TABLEAU 1. Captain John Smith (Miss Euphrosyne de Lacy) was to be
represented prostrate and bound, ready for execution; Powhatan (Miss
Florence Smythe) sitting upon a log; savages with clubs (Misses Clara
Browne, A. Van Boodle, E. Van Boodle, Heister, Booster, etc., etc.)
standing around; Pocahontas holding the knife in her hand, ready to cut
the cords with which Captain John Smith is bound.--Curtain.
TABLEAU 2. Captain John Smith released and kneeling before Pocahontas,
whose hand is extended in the act of raising him and presenting him to
her father. Savages in various attitudes of surprise. Clubs fallen from
their hands. Strontian flame to be kindled.--Curtain.
This was a portion of the programme for the evening, as arranged behind
the scenes. The first part went off with wonderful eclat, and at its
close there were loud cries for Pocahontas. She appeared for a moment.
Bouquets were flung to her; and a wreath, which one of the young ladies
had expected for herself in another part, was tossed upon the stage, and
laid at her feet.
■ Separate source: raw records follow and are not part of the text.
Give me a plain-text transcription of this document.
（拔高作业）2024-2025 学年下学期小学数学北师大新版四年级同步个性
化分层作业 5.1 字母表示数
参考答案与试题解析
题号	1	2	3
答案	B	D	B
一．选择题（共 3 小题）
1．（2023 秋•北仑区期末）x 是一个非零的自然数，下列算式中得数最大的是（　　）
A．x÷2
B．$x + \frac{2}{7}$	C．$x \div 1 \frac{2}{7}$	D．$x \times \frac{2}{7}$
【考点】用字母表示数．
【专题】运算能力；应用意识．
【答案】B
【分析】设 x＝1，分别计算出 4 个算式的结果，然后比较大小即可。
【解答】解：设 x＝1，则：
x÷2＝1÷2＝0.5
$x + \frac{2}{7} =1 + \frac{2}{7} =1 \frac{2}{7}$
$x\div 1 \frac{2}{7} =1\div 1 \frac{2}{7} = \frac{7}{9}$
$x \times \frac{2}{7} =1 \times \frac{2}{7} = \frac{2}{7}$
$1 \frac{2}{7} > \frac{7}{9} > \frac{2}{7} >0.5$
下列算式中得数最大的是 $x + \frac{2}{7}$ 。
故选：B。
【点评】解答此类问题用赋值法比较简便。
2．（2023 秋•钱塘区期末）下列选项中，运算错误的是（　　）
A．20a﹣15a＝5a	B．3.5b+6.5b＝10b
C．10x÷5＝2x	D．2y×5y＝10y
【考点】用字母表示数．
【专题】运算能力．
The curtain fell.
"Put the wreath on her for the next tableau," some of them whispered,
just as the curtain was going to rise, and one of the girls hastened to
place it upon her head.
The disappointed young lady could not endure it, and, in a spasm of
jealous passion, sprang at Myrtle, snatched it from her head, and
trampled it under her feet at the very instant the curtain was rising.